A Medida Provisória 889/2019 inovou, pois permite diretamente o saque integral do PIS e do PASEP, por seus dependentes e/ou herdeiros mediante a apresentação de uma declaração de consenso entre todos, senão vejamos:

(…) § 4º Na hipótese de morte do titular da conta individual do PIS-Pasep, o saldo da conta será disponibilizado aos seus dependentes, de acordo com a legislação da Previdência Social e com a legislação específica relativa aos servidores civis e aos militares.

§ 8 Na hipótese de conta individual de titular já falecido, as pessoas referidas no § 4º e no § 4º-A- poderão solicitar o saque do saldo existente na conta do titular independentemente de inventário, sobrepartilha ou autorização judicial, desde que haja consenso entre os dependentes ou sucessores e que estes atestem por escrito a autorização do saque e declarem não haver outros dependentes ou sucessores conhecidos.”

Assim, tendo a declaração e todos os documentos, o dependente poderá fazer o saque a qualquer momento na Caixa econômica Federal.

Os beneficiários devem estar na certidão de dependentes fornecida por instituto oficial de Previdência Social ou na Declaração de dependentes habilitados à pensão, fornecida pelo órgão pagador da pensão.
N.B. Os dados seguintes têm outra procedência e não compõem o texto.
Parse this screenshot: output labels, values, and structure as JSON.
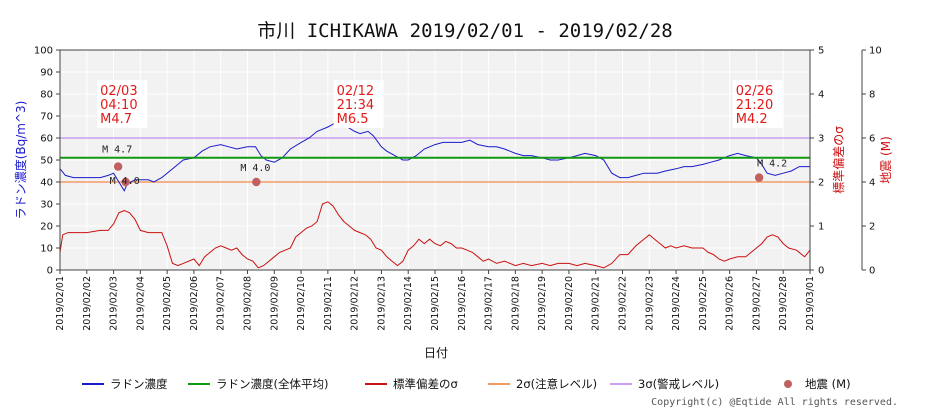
{
  "chart_data": {
    "type": "line",
    "title": "市川 ICHIKAWA 2019/02/01 - 2019/02/28",
    "xlabel": "日付",
    "ylabel_left": "ラドン濃度(Bq/m^3)",
    "ylabel_right1": "標準偏差のσ",
    "ylabel_right2": "地震 (M)",
    "x_ticks": [
      "2019/02/01",
      "2019/02/02",
      "2019/02/03",
      "2019/02/04",
      "2019/02/05",
      "2019/02/06",
      "2019/02/07",
      "2019/02/08",
      "2019/02/09",
      "2019/02/10",
      "2019/02/11",
      "2019/02/12",
      "2019/02/13",
      "2019/02/14",
      "2019/02/15",
      "2019/02/16",
      "2019/02/17",
      "2019/02/18",
      "2019/02/19",
      "2019/02/20",
      "2019/02/21",
      "2019/02/22",
      "2019/02/23",
      "2019/02/24",
      "2019/02/25",
      "2019/02/26",
      "2019/02/27",
      "2019/02/28",
      "2019/03/01"
    ],
    "xlim_days": [
      0,
      28
    ],
    "ylim_left": [
      0,
      100
    ],
    "left_ticks": [
      "0",
      "10",
      "20",
      "30",
      "40",
      "50",
      "60",
      "70",
      "80",
      "90",
      "100"
    ],
    "ylim_sigma": [
      0,
      5
    ],
    "sigma_ticks": [
      "0",
      "1",
      "2",
      "3",
      "4",
      "5"
    ],
    "ylim_mag": [
      0,
      10
    ],
    "mag_ticks": [
      "0",
      "2",
      "4",
      "6",
      "8",
      "10"
    ],
    "grid": true,
    "legend_position": "bottom",
    "colors": {
      "radon": "#1a1acc",
      "mean": "#119911",
      "sigma": "#cc1111",
      "two_sigma": "#f59a64",
      "three_sigma": "#c9a0f0",
      "quake": "#c06060",
      "plot_bg": "#f2f2f2",
      "grid": "#ffffff"
    },
    "mean_level": 51,
    "two_sigma_level": 40,
    "three_sigma_level": 60,
    "series": [
      {
        "name": "ラドン濃度",
        "axis": "left",
        "points": [
          [
            0,
            46
          ],
          [
            0.2,
            43
          ],
          [
            0.5,
            42
          ],
          [
            1,
            42
          ],
          [
            1.5,
            42
          ],
          [
            1.8,
            43
          ],
          [
            2,
            44
          ],
          [
            2.2,
            40
          ],
          [
            2.3,
            38
          ],
          [
            2.4,
            36
          ],
          [
            2.5,
            39
          ],
          [
            2.8,
            41
          ],
          [
            3,
            41
          ],
          [
            3.3,
            41
          ],
          [
            3.5,
            40
          ],
          [
            3.8,
            42
          ],
          [
            4,
            44
          ],
          [
            4.3,
            47
          ],
          [
            4.6,
            50
          ],
          [
            5,
            51
          ],
          [
            5.3,
            54
          ],
          [
            5.6,
            56
          ],
          [
            6,
            57
          ],
          [
            6.3,
            56
          ],
          [
            6.6,
            55
          ],
          [
            7,
            56
          ],
          [
            7.3,
            56
          ],
          [
            7.5,
            52
          ],
          [
            7.7,
            50
          ],
          [
            8,
            49
          ],
          [
            8.3,
            51
          ],
          [
            8.6,
            55
          ],
          [
            9,
            58
          ],
          [
            9.3,
            60
          ],
          [
            9.6,
            63
          ],
          [
            10,
            65
          ],
          [
            10.3,
            67
          ],
          [
            10.6,
            66
          ],
          [
            11,
            63
          ],
          [
            11.2,
            62
          ],
          [
            11.5,
            63
          ],
          [
            11.7,
            61
          ],
          [
            12,
            56
          ],
          [
            12.2,
            54
          ],
          [
            12.5,
            52
          ],
          [
            12.8,
            50
          ],
          [
            13,
            50
          ],
          [
            13.3,
            52
          ],
          [
            13.6,
            55
          ],
          [
            14,
            57
          ],
          [
            14.3,
            58
          ],
          [
            14.6,
            58
          ],
          [
            15,
            58
          ],
          [
            15.3,
            59
          ],
          [
            15.6,
            57
          ],
          [
            16,
            56
          ],
          [
            16.3,
            56
          ],
          [
            16.6,
            55
          ],
          [
            17,
            53
          ],
          [
            17.3,
            52
          ],
          [
            17.6,
            52
          ],
          [
            18,
            51
          ],
          [
            18.3,
            50
          ],
          [
            18.6,
            50
          ],
          [
            19,
            51
          ],
          [
            19.3,
            52
          ],
          [
            19.6,
            53
          ],
          [
            20,
            52
          ],
          [
            20.3,
            50
          ],
          [
            20.6,
            44
          ],
          [
            20.9,
            42
          ],
          [
            21.2,
            42
          ],
          [
            21.5,
            43
          ],
          [
            21.8,
            44
          ],
          [
            22,
            44
          ],
          [
            22.3,
            44
          ],
          [
            22.6,
            45
          ],
          [
            23,
            46
          ],
          [
            23.3,
            47
          ],
          [
            23.6,
            47
          ],
          [
            24,
            48
          ],
          [
            24.3,
            49
          ],
          [
            24.6,
            50
          ],
          [
            25,
            52
          ],
          [
            25.3,
            53
          ],
          [
            25.6,
            52
          ],
          [
            26,
            51
          ],
          [
            26.2,
            48
          ],
          [
            26.4,
            44
          ],
          [
            26.7,
            43
          ],
          [
            27,
            44
          ],
          [
            27.3,
            45
          ],
          [
            27.6,
            47
          ],
          [
            27.9,
            47
          ],
          [
            28,
            47
          ]
        ]
      },
      {
        "name": "標準偏差のσ",
        "axis": "sigma",
        "points": [
          [
            0,
            0.4
          ],
          [
            0.1,
            0.8
          ],
          [
            0.3,
            0.85
          ],
          [
            1,
            0.85
          ],
          [
            1.5,
            0.9
          ],
          [
            1.8,
            0.9
          ],
          [
            2,
            1.05
          ],
          [
            2.2,
            1.3
          ],
          [
            2.4,
            1.35
          ],
          [
            2.6,
            1.3
          ],
          [
            2.8,
            1.15
          ],
          [
            3,
            0.9
          ],
          [
            3.3,
            0.85
          ],
          [
            3.6,
            0.85
          ],
          [
            3.8,
            0.85
          ],
          [
            4,
            0.55
          ],
          [
            4.2,
            0.15
          ],
          [
            4.4,
            0.1
          ],
          [
            4.6,
            0.15
          ],
          [
            5,
            0.25
          ],
          [
            5.2,
            0.1
          ],
          [
            5.4,
            0.3
          ],
          [
            5.6,
            0.4
          ],
          [
            5.8,
            0.5
          ],
          [
            6,
            0.55
          ],
          [
            6.2,
            0.5
          ],
          [
            6.4,
            0.45
          ],
          [
            6.6,
            0.5
          ],
          [
            6.8,
            0.35
          ],
          [
            7,
            0.25
          ],
          [
            7.2,
            0.2
          ],
          [
            7.4,
            0.05
          ],
          [
            7.6,
            0.1
          ],
          [
            7.8,
            0.2
          ],
          [
            8,
            0.3
          ],
          [
            8.2,
            0.4
          ],
          [
            8.4,
            0.45
          ],
          [
            8.6,
            0.5
          ],
          [
            8.8,
            0.75
          ],
          [
            9,
            0.85
          ],
          [
            9.2,
            0.95
          ],
          [
            9.4,
            1.0
          ],
          [
            9.6,
            1.1
          ],
          [
            9.8,
            1.5
          ],
          [
            10,
            1.55
          ],
          [
            10.2,
            1.45
          ],
          [
            10.4,
            1.25
          ],
          [
            10.6,
            1.1
          ],
          [
            10.8,
            1.0
          ],
          [
            11,
            0.9
          ],
          [
            11.2,
            0.85
          ],
          [
            11.4,
            0.8
          ],
          [
            11.6,
            0.7
          ],
          [
            11.8,
            0.5
          ],
          [
            12,
            0.45
          ],
          [
            12.2,
            0.3
          ],
          [
            12.4,
            0.2
          ],
          [
            12.6,
            0.1
          ],
          [
            12.8,
            0.2
          ],
          [
            13,
            0.45
          ],
          [
            13.2,
            0.55
          ],
          [
            13.4,
            0.7
          ],
          [
            13.6,
            0.6
          ],
          [
            13.8,
            0.7
          ],
          [
            14,
            0.6
          ],
          [
            14.2,
            0.55
          ],
          [
            14.4,
            0.65
          ],
          [
            14.6,
            0.6
          ],
          [
            14.8,
            0.5
          ],
          [
            15,
            0.5
          ],
          [
            15.2,
            0.45
          ],
          [
            15.4,
            0.4
          ],
          [
            15.6,
            0.3
          ],
          [
            15.8,
            0.2
          ],
          [
            16,
            0.25
          ],
          [
            16.3,
            0.15
          ],
          [
            16.6,
            0.2
          ],
          [
            17,
            0.1
          ],
          [
            17.3,
            0.15
          ],
          [
            17.6,
            0.1
          ],
          [
            18,
            0.15
          ],
          [
            18.3,
            0.1
          ],
          [
            18.6,
            0.15
          ],
          [
            19,
            0.15
          ],
          [
            19.3,
            0.1
          ],
          [
            19.6,
            0.15
          ],
          [
            20,
            0.1
          ],
          [
            20.3,
            0.05
          ],
          [
            20.6,
            0.15
          ],
          [
            20.9,
            0.35
          ],
          [
            21.2,
            0.35
          ],
          [
            21.5,
            0.55
          ],
          [
            21.8,
            0.7
          ],
          [
            22,
            0.8
          ],
          [
            22.2,
            0.7
          ],
          [
            22.4,
            0.6
          ],
          [
            22.6,
            0.5
          ],
          [
            22.8,
            0.55
          ],
          [
            23,
            0.5
          ],
          [
            23.3,
            0.55
          ],
          [
            23.6,
            0.5
          ],
          [
            24,
            0.5
          ],
          [
            24.2,
            0.4
          ],
          [
            24.4,
            0.35
          ],
          [
            24.6,
            0.25
          ],
          [
            24.8,
            0.2
          ],
          [
            25,
            0.25
          ],
          [
            25.3,
            0.3
          ],
          [
            25.6,
            0.3
          ],
          [
            26,
            0.5
          ],
          [
            26.2,
            0.6
          ],
          [
            26.4,
            0.75
          ],
          [
            26.6,
            0.8
          ],
          [
            26.8,
            0.75
          ],
          [
            27,
            0.6
          ],
          [
            27.2,
            0.5
          ],
          [
            27.5,
            0.45
          ],
          [
            27.8,
            0.3
          ],
          [
            28,
            0.45
          ]
        ]
      }
    ],
    "earthquakes": [
      {
        "t": 2.17,
        "mag": 4.7,
        "label": "M 4.7"
      },
      {
        "t": 2.45,
        "mag": 4.0,
        "label": "M 4.0"
      },
      {
        "t": 7.33,
        "mag": 4.0,
        "label": "M 4.0"
      },
      {
        "t": 26.1,
        "mag": 4.2,
        "label": "M 4.2"
      }
    ],
    "annotations": [
      {
        "t": 2.17,
        "lines": [
          "02/03",
          "04:10",
          "M4.7"
        ]
      },
      {
        "t": 11.0,
        "lines": [
          "02/12",
          "21:34",
          "M6.5"
        ]
      },
      {
        "t": 25.9,
        "lines": [
          "02/26",
          "21:20",
          "M4.2"
        ]
      }
    ],
    "legend": [
      {
        "label": "ラドン濃度",
        "kind": "line",
        "color_key": "radon"
      },
      {
        "label": "ラドン濃度(全体平均)",
        "kind": "line",
        "color_key": "mean"
      },
      {
        "label": "標準偏差のσ",
        "kind": "line",
        "color_key": "sigma"
      },
      {
        "label": "2σ(注意レベル)",
        "kind": "line",
        "color_key": "two_sigma"
      },
      {
        "label": "3σ(警戒レベル)",
        "kind": "line",
        "color_key": "three_sigma"
      },
      {
        "label": "地震 (M)",
        "kind": "dot",
        "color_key": "quake"
      }
    ]
  },
  "copyright": "Copyright(c) @Eqtide All rights reserved."
}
Se não houver dependentes, quem poderá receber o saldo da conta vinculada são os sucessores, que poderão levantar os valores através de alvará judicial, independentemente de inventário ou arrolamento.

A mesma regra aplica-se à verbas rescisórias, como:saldo de salários, as férias vencidas e as proporcionais, 13º salário proporcional, ou seja, o empregador paga diretamente aos dependentes habilitados no INSS, caso não tenha dependentes habilitados, os sucessores poderão levantar os valores através de alvará judicial.
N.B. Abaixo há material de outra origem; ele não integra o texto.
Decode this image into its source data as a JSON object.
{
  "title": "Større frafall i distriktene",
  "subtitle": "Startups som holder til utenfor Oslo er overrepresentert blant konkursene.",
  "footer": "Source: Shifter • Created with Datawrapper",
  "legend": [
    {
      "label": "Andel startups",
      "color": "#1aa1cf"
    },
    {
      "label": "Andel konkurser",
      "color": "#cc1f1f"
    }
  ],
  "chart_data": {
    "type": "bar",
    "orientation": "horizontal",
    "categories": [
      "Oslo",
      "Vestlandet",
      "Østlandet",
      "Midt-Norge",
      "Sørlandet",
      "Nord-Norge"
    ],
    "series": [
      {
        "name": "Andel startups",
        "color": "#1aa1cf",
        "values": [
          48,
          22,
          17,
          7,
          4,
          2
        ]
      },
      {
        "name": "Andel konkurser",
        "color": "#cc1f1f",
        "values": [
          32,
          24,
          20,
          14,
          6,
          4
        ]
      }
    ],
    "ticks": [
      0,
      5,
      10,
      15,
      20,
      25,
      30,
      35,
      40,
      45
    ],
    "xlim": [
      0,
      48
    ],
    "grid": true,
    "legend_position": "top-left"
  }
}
Para realizar a consulta de saques do Pasep é preciso acessar o site do Banco do Brasil. Para os funcionários que têm direito ao PIS, a consulta é através da Caixa Econômica.


Uso gratuito de imóvel


A utilização de imóvel em comodato não entra na conta de inventário, pois a colação dos valores correspondentes ao uso gratuito só seria possível caso ocorresse a transferência de propriedade. O entendimento é do Superior Tribunal de Justiça.

O recurso apresentado ao STJ, as partes alegaram que a dispensa de pagamento de aluguéis pelo uso do apartamento e da garagem deveria ser trazida à colação de bens, pois a mulher fazia uso do imóvel gratuitamente desde 1992.
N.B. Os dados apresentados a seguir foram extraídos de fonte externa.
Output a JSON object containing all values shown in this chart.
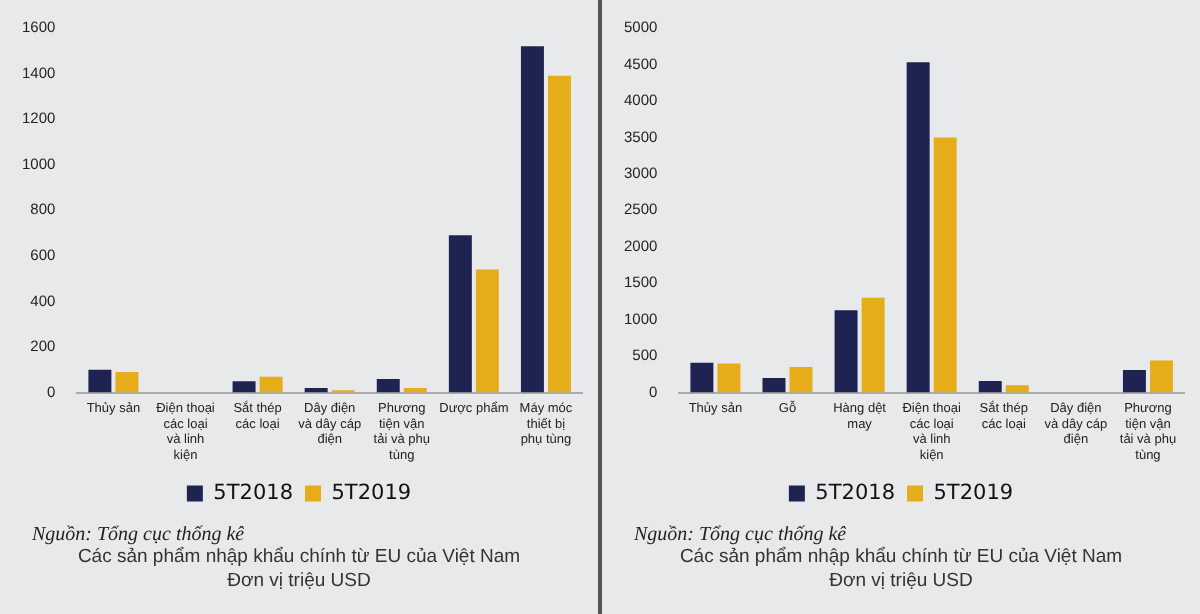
{
  "chart_data": [
    {
      "type": "bar",
      "categories": [
        "Thủy sản",
        "Điện thoại các loại và linh kiện",
        "Sắt thép các loại",
        "Dây điện và dây cáp điện",
        "Phương tiện vận tải và phụ tùng",
        "Dược phẩm",
        "Máy móc thiết bị phụ tùng"
      ],
      "series": [
        {
          "name": "5T2018",
          "color": "#1f2352",
          "values": [
            100,
            0,
            50,
            20,
            60,
            690,
            1520
          ]
        },
        {
          "name": "5T2019",
          "color": "#e6ad1a",
          "values": [
            90,
            0,
            70,
            10,
            20,
            540,
            1390
          ]
        }
      ],
      "ylim": [
        0,
        1600
      ],
      "yticks": [
        0,
        200,
        400,
        600,
        800,
        1000,
        1200,
        1400,
        1600
      ],
      "grid": false,
      "legend": "bottom",
      "annotations": [
        "Nguồn: Tổng cục thống kê",
        "Các sản phẩm  nhập khẩu chính từ EU của Việt Nam",
        "Đơn vị triệu USD"
      ]
    },
    {
      "type": "bar",
      "categories": [
        "Thủy sản",
        "Gỗ",
        "Hàng dệt may",
        "Điện thoại các loại và linh kiện",
        "Sắt thép các loại",
        "Dây điện và dây cáp điện",
        "Phương tiện vận tải và phụ tùng"
      ],
      "series": [
        {
          "name": "5T2018",
          "color": "#1f2352",
          "values": [
            410,
            200,
            1130,
            4530,
            160,
            0,
            310
          ]
        },
        {
          "name": "5T2019",
          "color": "#e6ad1a",
          "values": [
            400,
            350,
            1300,
            3500,
            100,
            0,
            440
          ]
        }
      ],
      "ylim": [
        0,
        5000
      ],
      "yticks": [
        0,
        500,
        1000,
        1500,
        2000,
        2500,
        3000,
        3500,
        4000,
        4500,
        5000
      ],
      "grid": false,
      "legend": "bottom",
      "annotations": [
        "Nguồn: Tổng cục thống kê",
        "Các sản phẩm  nhập khẩu chính từ EU của Việt Nam",
        "Đơn vị triệu USD"
      ]
    }
  ]
}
O ministro Paulo de Tarso Sanseverino explicou que somente a doação transfere a propriedade do bem, segundo o ministro, não se pode confundir comodato, que é o empréstimo gratuito de coisas, com doação, mediante a qual uma pessoa, por liberalidade, transfere bens ou vantagens de seu patrimônio para outra.

“Mostra-se correto entendimento firmado pelo acórdão recorrido, no sentido de que a utilização do imóvel ‘decorre de comodato’ e ‘a colação restringe-se a bens doados a herdeiros, e não a uso e ocupação a título de empréstimo gratuito’, razão pela qual não se vislumbra ofensa ao artigo 2.002 do Código Civil”, ressaltou.

Por fim, caso o falecido tenha deixado dinheiro depositado em instituição financeira, esse será liberado por alvará, caso o herdeiro não saiba, mas presume que tenha deixado, será necessário requerer ofício para o banco informar a existência e o valor exato que consta na conta.